Bien plus, « la lettre d’intention adressée au FMI dans le cadre du programme économique du gouvernement appuyé par la Facilité pour la réduction de la pauvreté et croissance (FRPC) susceptible de permettre aux commissions économiques de nos deux chambres d’avoir une vision globale sur ces contraintes est restée une chasse gardée du gouvernement », s’est-elle indignée. Accusant ainsi le gouvernement d’un « déficit communicationnel total en cette matière » et d’être à la base d’un « dysfonctionnement consommé en aval ».
«Agissant de la sorte, le gouvernement semble avoir oublié que le parlement a un rôle, tout aussi important que lui, à jouer dans l’aboutissement heureux de ce programme», a conclu la commission.
Les déclencheurs du point d’achèvement
Lors du débat en plénière, des députés ont souhaité voir le gouvernement informer régulièrement l’Assemblée nationale sur l’exécution des déclencheurs du point d’achèvement.
Le processus qui conduit au franchissement du point d’achèvement flottant de l’I-PPTE s’articule autour de la réalisation de sept déclencheurs.
Ce sont : (I) l’élaboration du DSRP et sa mise en œuvre satisfaisante ; (II) le maintien de la stabilité macroéconomique ; (III) la bonne utilisation des ressources provenant des allègements intérimaires obtenus après l’atteinte du point de décision ; (IV) la bonne gestion des finances publiques ; (V) l’amélioration de la livraison des services sociaux à la population ; (VI) l’élaboration et la mise en œuvre des stratégies des secteurs prioritaires, tels que l’éducation, la santé, l’agriculture et le développement rural ; et (VII) l’amélioration de la gestion de la dette.
Ces déclencheurs sont certes des contraintes, mais ils participent à la réalisation des objectifs du gouvernement sur la réduction de la pauvreté.

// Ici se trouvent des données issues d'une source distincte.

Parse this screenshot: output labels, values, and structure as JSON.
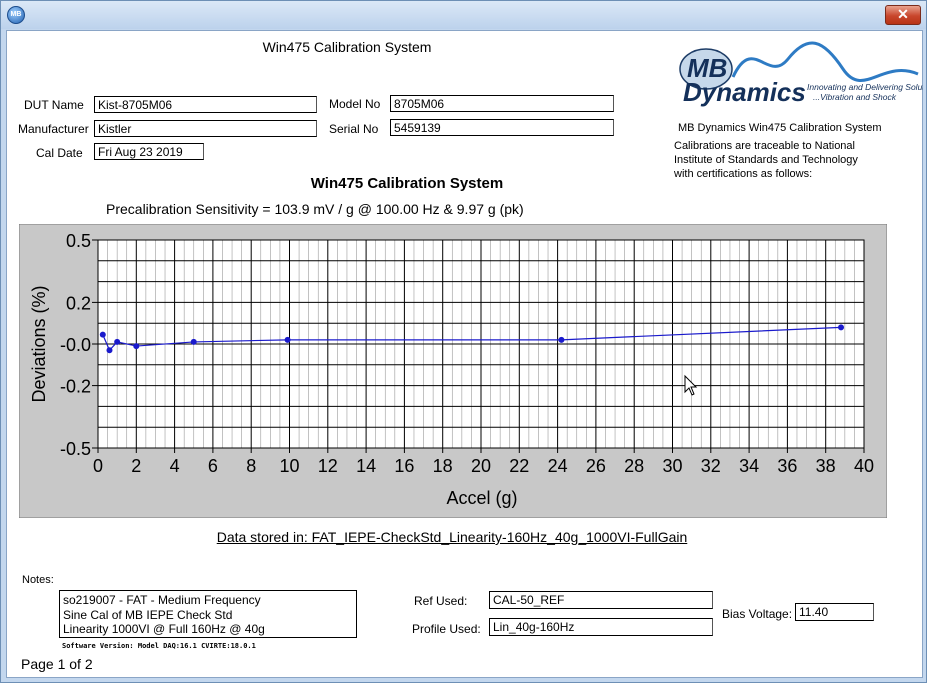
{
  "window": {
    "app_icon": "mb-dynamics-app-icon",
    "close_label": "✕"
  },
  "header": {
    "title": "Win475 Calibration System"
  },
  "logo": {
    "brand_text_top": "MB",
    "brand_text": "Dynamics",
    "tagline_1": "Innovating and Delivering Solutio",
    "tagline_2": "...Vibration and Shock"
  },
  "dut": {
    "dut_name_label": "DUT Name",
    "dut_name": "Kist-8705M06",
    "manufacturer_label": "Manufacturer",
    "manufacturer": "Kistler",
    "cal_date_label": "Cal Date",
    "cal_date": "Fri Aug 23 2019",
    "model_no_label": "Model No",
    "model_no": "8705M06",
    "serial_no_label": "Serial No",
    "serial_no": "5459139"
  },
  "info": {
    "system_name": "MB Dynamics Win475 Calibration System",
    "trace_1": "Calibrations are traceable to National",
    "trace_2": "Institute of Standards and Technology",
    "trace_3": "with certifications as follows:"
  },
  "chart_header": {
    "title": "Win475 Calibration System",
    "precal": "Precalibration Sensitivity = 103.9 mV / g  @  100.00 Hz  &   9.97 g (pk)"
  },
  "chart_data": {
    "type": "line",
    "title": "Win475 Calibration System",
    "xlabel": "Accel (g)",
    "ylabel": "Deviations (%)",
    "xlim": [
      0,
      40
    ],
    "ylim": [
      -0.5,
      0.5
    ],
    "grid": true,
    "x_ticks": [
      "0",
      "2",
      "4",
      "6",
      "8",
      "10",
      "12",
      "14",
      "16",
      "18",
      "20",
      "22",
      "24",
      "26",
      "28",
      "30",
      "32",
      "34",
      "36",
      "38",
      "40"
    ],
    "y_ticks": [
      "0.5",
      "0.2",
      "-0.0",
      "-0.2",
      "-0.5"
    ],
    "y_tick_values": [
      0.5,
      0.2,
      0.0,
      -0.2,
      -0.5
    ],
    "series": [
      {
        "color": "#1a1acc",
        "x": [
          0.25,
          0.6,
          1.0,
          2.0,
          5.0,
          9.9,
          24.2,
          38.8
        ],
        "y": [
          0.045,
          -0.03,
          0.01,
          -0.01,
          0.01,
          0.02,
          0.02,
          0.08
        ]
      }
    ]
  },
  "data_stored": "Data stored in:  FAT_IEPE-CheckStd_Linearity-160Hz_40g_1000VI-FullGain",
  "notes": {
    "label": "Notes:",
    "line1": "so219007 - FAT - Medium Frequency",
    "line2": "Sine Cal of MB IEPE Check Std",
    "line3": "Linearity 1000VI @ Full 160Hz @ 40g"
  },
  "refs": {
    "ref_used_label": "Ref Used:",
    "ref_used": "CAL-50_REF",
    "profile_used_label": "Profile Used:",
    "profile_used": "Lin_40g-160Hz",
    "bias_label": "Bias Voltage:",
    "bias_value": "11.40"
  },
  "software_version": "Software Version: Model DAQ:16.1 CVIRTE:18.0.1",
  "page": "Page 1 of 2"
}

Leur accomplissement doit être attesté sur la base des indicateurs objectivement vérifiables, notamment les états de suivi budgétaire fiables, le code des marchés publics reflétant les standards internationaux, les cadres sectoriels de dépense à moyen terme pour les secteurs sociaux, etc.
C’est l’exercice auquel se livre le gouvernement, afin de conforter le dossier de la République démocratique du Congo et d’obtenir des annulations substantielles du stock de la dette extérieure (environ 10 milliards de dollars US sur un stock de 13,1 milliards de dollars) au titre de l’I-PPTE et de celle d’annulation de la dette multilatérale (IADM).
Mauvaise lecture
A l’analyse du comportement et des déclarations du gouvernement, il se dégage la nette impression qu’il fait une mauvaise lecture de ces déclencheurs. En croyant que « seule » son entrée en programme avec le FMI suffit pour atteindre le point d’achèvement, il pose mal le problème.
Or, des questions restent sans réponses quant à la réalisation des autres déclencheurs, quand bien même chaque ministre serait en train de présenter « son » bilan au cours des réunions qui se tiennent ces derniers jours à la Primature.
Ainsi, le gouvernement serait bien en peine de répondre par l’affirmative à l’interrogation relative à la « bonne gestion des finances publiques ». En effet, l’opinion publique attend toujours d’entendre le chef de l’Etat revenir sur décision prise l’année dernière de retirer au Premier ministre Adolphe Muzito le pouvoir d’ordonnancement des dépenses publiques. Ce qui serait, bien entendu, un signal fort de la bonne gouvernance.
En lui accordant un sursis jusqu’au mois de mars 2010, Joseph Kabila a montré qu’il n’a pas encore renouvelé sa confiance à cette équipe gouvernementale.
S’agissant notamment de l’« amélioration de la livraison des services sociaux à la population » et l’« élaboration et la mise en œuvre des stratégies des secteurs prioritaires, tels que l’éducation, la santé, l’agriculture et le développement rural », le doute persiste.
Cette évidence pourrait bien justifier l’agitation observée au niveau du gouvernement.